Para chegar a Paris, os quatro venceram um concurso de críticas cinematográficas, feito entre os alunos do projeto. Nas escolas, são as professoras que sentem a melhora dos estudantes, que se tornaram mais aplicados, com medo de perder a vaga no Imagens em Movimento.
- Esse projeto dá uma nova visão de mundo, amplia os horizontes e mostra que é possível alcançar objetivos. Thays foi aplaudida de pé pela escola - lembra Heloisa Teixeira, diretora do Ciep 301.
Diretora do Ary Quintella, Fátima Travessa Pires acredita que o curso pode abrir portas no mercado de trabalho, além de ajudar a melhorar o desempenho em sala de aula:
- Eles podem ser atores, assistentes de direção, figurinistas.
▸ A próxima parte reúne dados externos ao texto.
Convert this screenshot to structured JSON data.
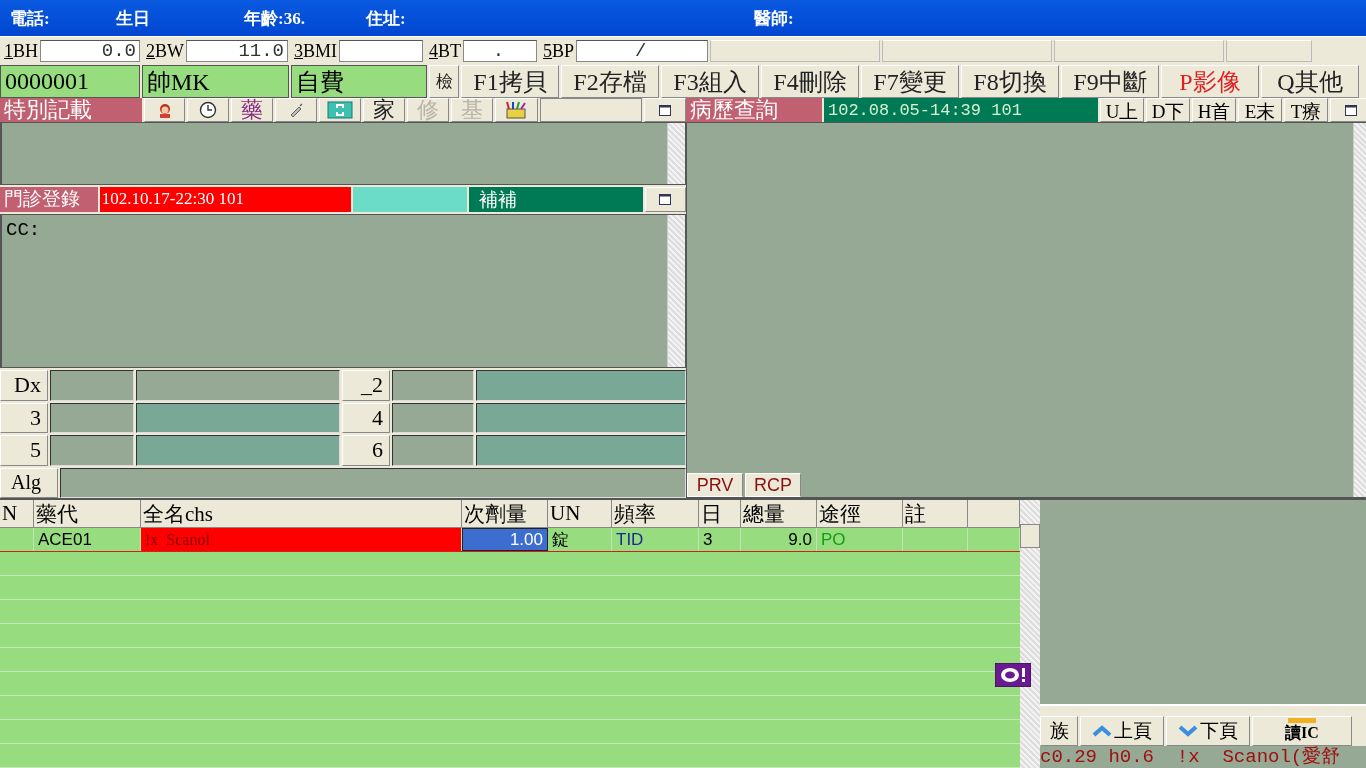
{
  "header": {
    "fields": [
      "電話:",
      "生日",
      "年齡:36.",
      "住址:",
      "醫師:"
    ]
  },
  "vitals": [
    {
      "label": "1BH",
      "value": "0.0"
    },
    {
      "label": "2BW",
      "value": "11.0"
    },
    {
      "label": "3BMI"
    },
    {
      "label": "4BT",
      "value": "."
    },
    {
      "label": "5BP",
      "value": "/"
    }
  ],
  "patient": {
    "id": "0000001",
    "name": "帥MK",
    "payment": "自費"
  },
  "function_buttons": [
    {
      "label": "檢"
    },
    {
      "label": "F1拷貝"
    },
    {
      "label": "F2存檔"
    },
    {
      "label": "F3組入"
    },
    {
      "label": "F4刪除"
    },
    {
      "label": "F7變更"
    },
    {
      "label": "F8切換"
    },
    {
      "label": "F9中斷"
    },
    {
      "label": "P影像",
      "color": "#e02020"
    },
    {
      "label": "Q其他"
    }
  ],
  "special_notes": {
    "title": "特別記載",
    "buttons": [
      {
        "label": "藥",
        "disabled": false
      },
      {
        "label": "家",
        "disabled": false
      },
      {
        "label": "修",
        "disabled": true
      },
      {
        "label": "基",
        "disabled": true
      }
    ]
  },
  "history": {
    "title": "病歷查詢",
    "record": "102.08.05-14:39  101",
    "nav": [
      "U上",
      "D下",
      "H首",
      "E末",
      "T療"
    ],
    "tabs": [
      "PRV",
      "RCP"
    ]
  },
  "registration": {
    "title": "門診登錄",
    "visit": "102.10.17-22:30 101",
    "note": "補補",
    "cc": "CC:"
  },
  "diagnosis": {
    "buttons": [
      "Dx",
      "_2",
      "3",
      "4",
      "5",
      "6"
    ],
    "allergy": "Alg"
  },
  "orders": {
    "columns": [
      "N",
      "藥代",
      "全名chs",
      "次劑量",
      "UN",
      "頻率",
      "日",
      "總量",
      "途徑",
      "註"
    ],
    "rows": [
      [
        "",
        "ACE01",
        "!x  Scanol",
        "1.00",
        "錠",
        "TID",
        "3",
        "9.0",
        "PO",
        ""
      ]
    ]
  },
  "side": {
    "buttons": [
      "族",
      "上頁",
      "下頁",
      "讀IC"
    ],
    "status": "c0.29 h0.6  !x  Scanol(愛舒"
  }
}
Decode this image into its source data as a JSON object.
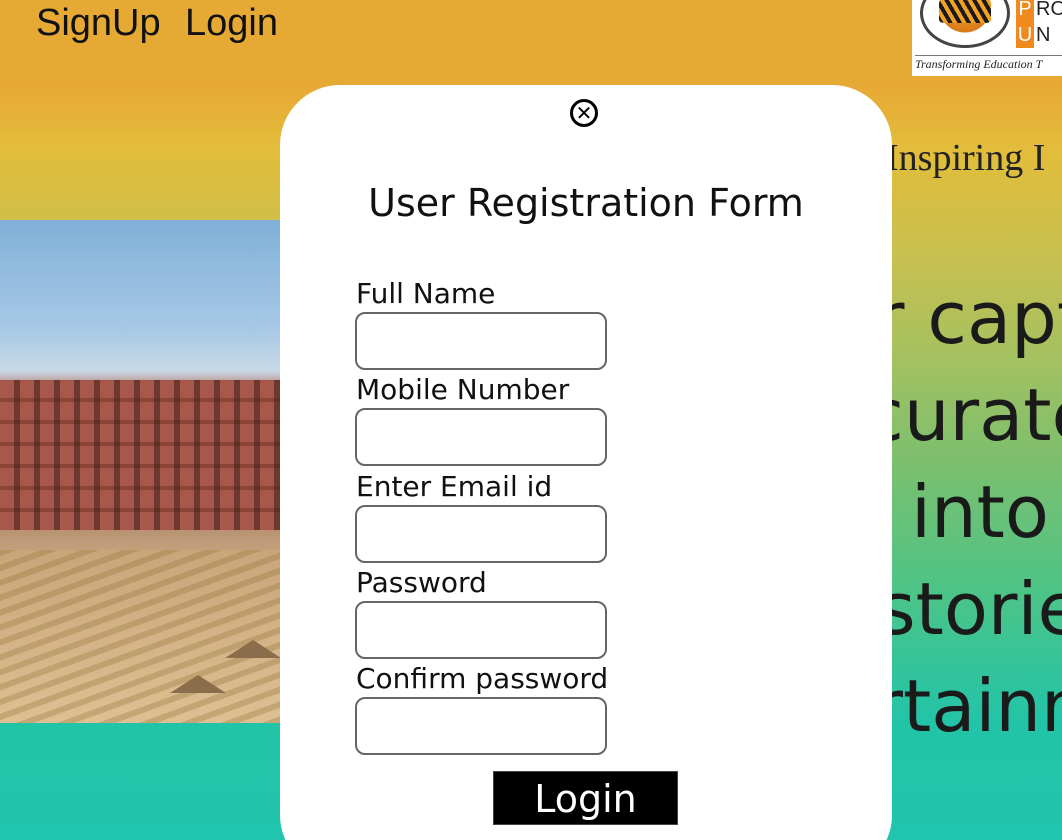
{
  "nav": {
    "signup_label": "SignUp",
    "login_label": "Login"
  },
  "logo": {
    "letters_line1": "RO",
    "letters_line2": "N",
    "badge_line1": "P",
    "badge_line2": "U",
    "tagline": "Transforming Education T"
  },
  "background": {
    "tagline": "Inspiring I",
    "hero_lines": [
      "r capt",
      "curate",
      "into",
      "storie",
      "rtainn"
    ]
  },
  "modal": {
    "close_icon": "close-circle-icon",
    "title": "User Registration Form",
    "fields": [
      {
        "label": "Full Name",
        "value": "",
        "placeholder": ""
      },
      {
        "label": "Mobile Number",
        "value": "",
        "placeholder": ""
      },
      {
        "label": "Enter Email id",
        "value": "",
        "placeholder": ""
      },
      {
        "label": "Password",
        "value": "",
        "placeholder": ""
      },
      {
        "label": "Confirm password",
        "value": "",
        "placeholder": ""
      }
    ],
    "submit_label": "Login"
  },
  "colors": {
    "topbar": "#e6a934",
    "gradient_bottom": "#21c4ac",
    "submit_bg": "#000000",
    "logo_accent": "#f08a1f"
  }
}
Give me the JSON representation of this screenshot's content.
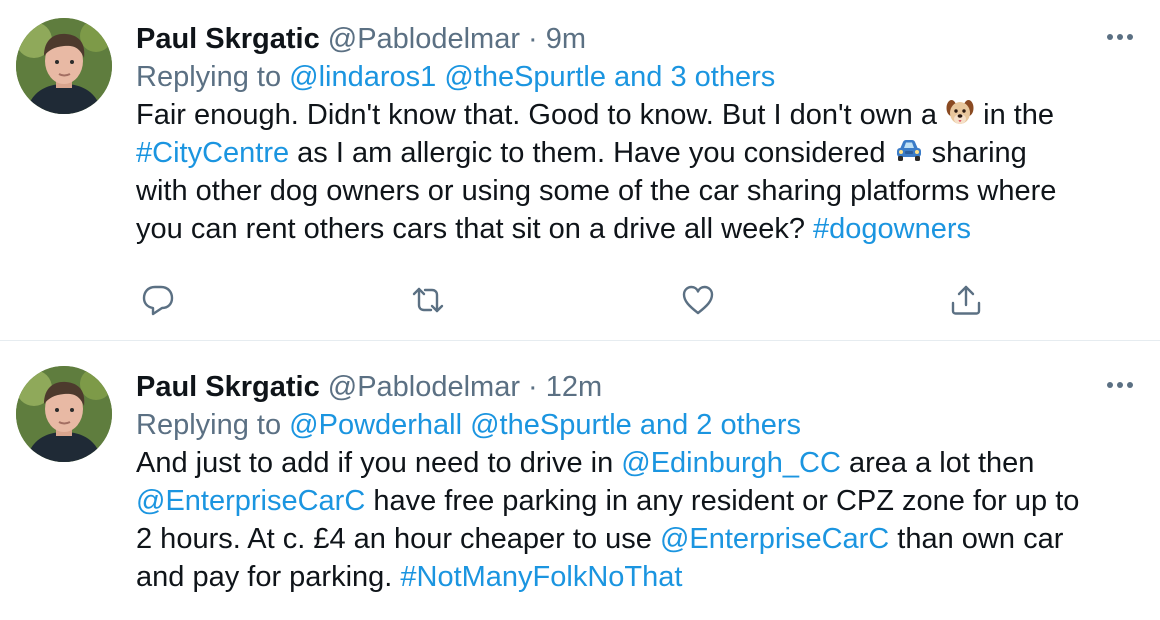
{
  "tweets": [
    {
      "author_name": "Paul Skrgatic",
      "author_handle": "@Pablodelmar",
      "separator": "·",
      "time": "9m",
      "replying_prefix": "Replying to",
      "replying_users": "@lindaros1 @theSpurtle and 3 others",
      "body": {
        "l1_a": "Fair enough. Didn't know that. Good to know. But I don't own a ",
        "l1_emoji": "dog-face-emoji",
        "l1_b": " in the",
        "l2_hashtag": "#CityCentre",
        "l2_a": " as I am allergic to them. Have you considered ",
        "l2_emoji": "car-emoji",
        "l2_b": " sharing",
        "l3": "with other dog owners or using some of the car sharing platforms where",
        "l4_a": "you can rent others cars that sit on a drive all week? ",
        "l4_hashtag": "#dogowners"
      },
      "more_icon": "more-icon",
      "actions": [
        "reply-icon",
        "retweet-icon",
        "like-icon",
        "share-icon"
      ]
    },
    {
      "author_name": "Paul Skrgatic",
      "author_handle": "@Pablodelmar",
      "separator": "·",
      "time": "12m",
      "replying_prefix": "Replying to",
      "replying_users": "@Powderhall @theSpurtle and 2 others",
      "body": {
        "l1_a": "And just to add if you need to drive in ",
        "l1_mention": "@Edinburgh_CC",
        "l1_b": " area a lot then",
        "l2_mention": "@EnterpriseCarC",
        "l2_a": " have free parking in any resident or CPZ zone for up to",
        "l3_a": "2 hours. At c. £4 an hour cheaper to use ",
        "l3_mention": "@EnterpriseCarC",
        "l3_b": " than own car",
        "l4_a": "and pay for parking. ",
        "l4_hashtag": "#NotManyFolkNoThat"
      },
      "more_icon": "more-icon"
    }
  ],
  "colors": {
    "link": "#1b95e0",
    "secondary_text": "#5b7083",
    "primary_text": "#0f1419",
    "divider": "#e6ecf0"
  }
}
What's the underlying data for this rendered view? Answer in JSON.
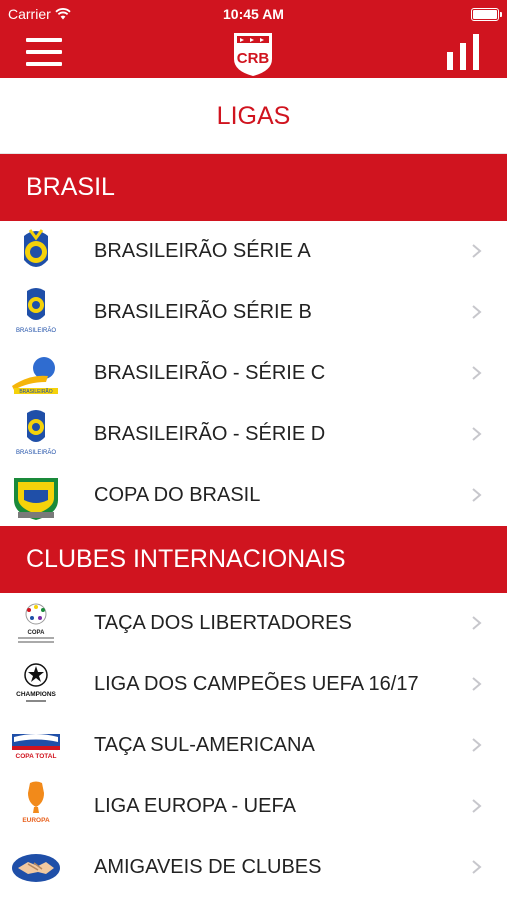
{
  "status_bar": {
    "carrier": "Carrier",
    "time": "10:45 AM"
  },
  "header": {
    "logo_text": "CRB"
  },
  "page_title": "LIGAS",
  "sections": [
    {
      "title": "BRASIL",
      "items": [
        {
          "label": "BRASILEIRÃO SÉRIE A",
          "icon": "brasileirao-serie-a-logo"
        },
        {
          "label": "BRASILEIRÃO SÉRIE B",
          "icon": "brasileirao-serie-b-logo",
          "icon_text": "BRASILEIRÃO"
        },
        {
          "label": "BRASILEIRÃO - SÉRIE C",
          "icon": "brasileirao-serie-c-logo",
          "icon_text": "BRASILEIRÃO"
        },
        {
          "label": "BRASILEIRÃO - SÉRIE D",
          "icon": "brasileirao-serie-d-logo",
          "icon_text": "BRASILEIRÃO"
        },
        {
          "label": "COPA DO BRASIL",
          "icon": "copa-do-brasil-logo"
        }
      ]
    },
    {
      "title": "CLUBES INTERNACIONAIS",
      "items": [
        {
          "label": "TAÇA DOS LIBERTADORES",
          "icon": "libertadores-logo",
          "icon_text": "COPA"
        },
        {
          "label": "LIGA DOS CAMPEÕES UEFA 16/17",
          "icon": "champions-league-logo",
          "icon_text": "CHAMPIONS"
        },
        {
          "label": "TAÇA SUL-AMERICANA",
          "icon": "sudamericana-logo",
          "icon_text": "COPA TOTAL"
        },
        {
          "label": "LIGA EUROPA - UEFA",
          "icon": "europa-league-logo",
          "icon_text": "EUROPA"
        },
        {
          "label": "AMIGAVEIS DE CLUBES",
          "icon": "handshake-logo"
        }
      ]
    }
  ],
  "colors": {
    "brand_red": "#d0141f",
    "text": "#222222",
    "chevron": "#c7c7cc"
  }
}
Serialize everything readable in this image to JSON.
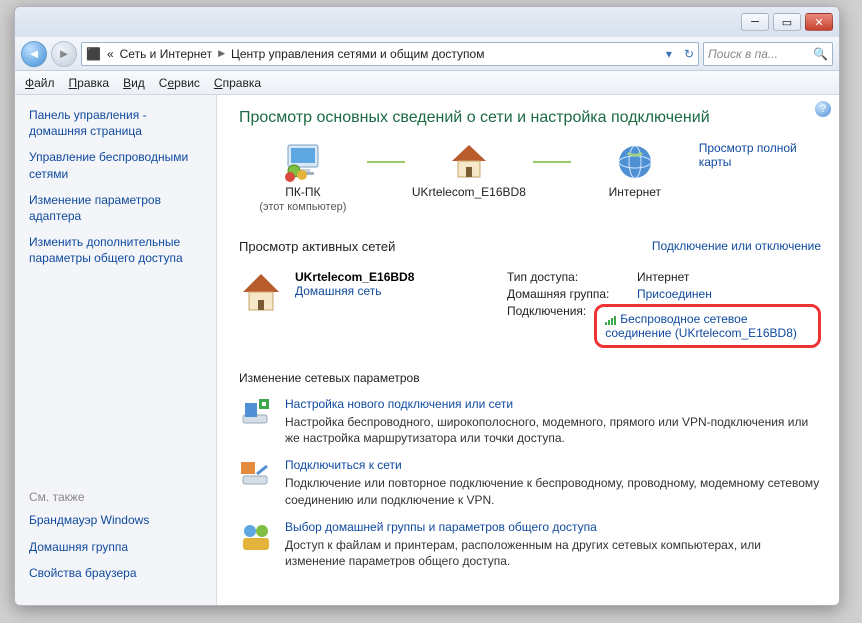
{
  "titlebar": {
    "min": "─",
    "max": "▭",
    "close": "✕"
  },
  "nav": {
    "addr_icon": "⧉",
    "path": [
      "Сеть и Интернет",
      "Центр управления сетями и общим доступом"
    ],
    "search_placeholder": "Поиск в па..."
  },
  "menu": {
    "file": "Файл",
    "edit": "Правка",
    "view": "Вид",
    "tools": "Сервис",
    "help": "Справка"
  },
  "sidebar": {
    "top": [
      "Панель управления - домашняя страница",
      "Управление беспроводными сетями",
      "Изменение параметров адаптера",
      "Изменить дополнительные параметры общего доступа"
    ],
    "bottom_heading": "См. также",
    "bottom": [
      "Брандмауэр Windows",
      "Домашняя группа",
      "Свойства браузера"
    ]
  },
  "content": {
    "heading": "Просмотр основных сведений о сети и настройка подключений",
    "map": {
      "node1": {
        "label": "ПК-ПК",
        "sub": "(этот компьютер)"
      },
      "node2": {
        "label": "UKrtelecom_E16BD8"
      },
      "node3": {
        "label": "Интернет"
      },
      "fullmap": "Просмотр полной карты"
    },
    "active_heading": "Просмотр активных сетей",
    "connect_link": "Подключение или отключение",
    "network": {
      "name": "UKrtelecom_E16BD8",
      "type_link": "Домашняя сеть",
      "rows": {
        "access_lbl": "Тип доступа:",
        "access_val": "Интернет",
        "home_lbl": "Домашняя группа:",
        "home_val": "Присоединен",
        "conn_lbl": "Подключения:",
        "conn_val": "Беспроводное сетевое соединение (UKrtelecom_E16BD8)"
      }
    },
    "change_heading": "Изменение сетевых параметров",
    "opts": [
      {
        "title": "Настройка нового подключения или сети",
        "desc": "Настройка беспроводного, широкополосного, модемного, прямого или VPN-подключения или же настройка маршрутизатора или точки доступа."
      },
      {
        "title": "Подключиться к сети",
        "desc": "Подключение или повторное подключение к беспроводному, проводному, модемному сетевому соединению или подключение к VPN."
      },
      {
        "title": "Выбор домашней группы и параметров общего доступа",
        "desc": "Доступ к файлам и принтерам, расположенным на других сетевых компьютерах, или изменение параметров общего доступа."
      }
    ]
  }
}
Mas a aula hoje faz o aluno pensar mais na importância do ensino. Que o português, por exemplo, é importante para ele falar, escrever bem.
No programa Cineclube, a Secretaria de Educação treina professores da rede, que exibem filmes nas escolas, promovem debates, levam alunos às mostras de cinema.
- Por coincidência, foi Alain Bergala que inspirou a criação dos cineclubes, que hoje funcionam em 210 escolas. As 151 Escolas do Amanhã (localizadas em áreas conflagradas) são beneficiadas - diz Catharina Vasconcelos Baptista, assistente da Gerência de Mídia da secretaria.
Empolgada com os resultados do seu projeto, Ana Dillon agora pensa em levar sua arte para outras cidades do país.
- O Rio está tendo uma experiência de vanguarda, que nem as escolas particulares têm. Este mês, por exemplo, recebemos convite para um festival na Coreia do Sul, mas não pudemos ir. É bom saber que reconhecem o trabalho dos alunos - comemora Ana.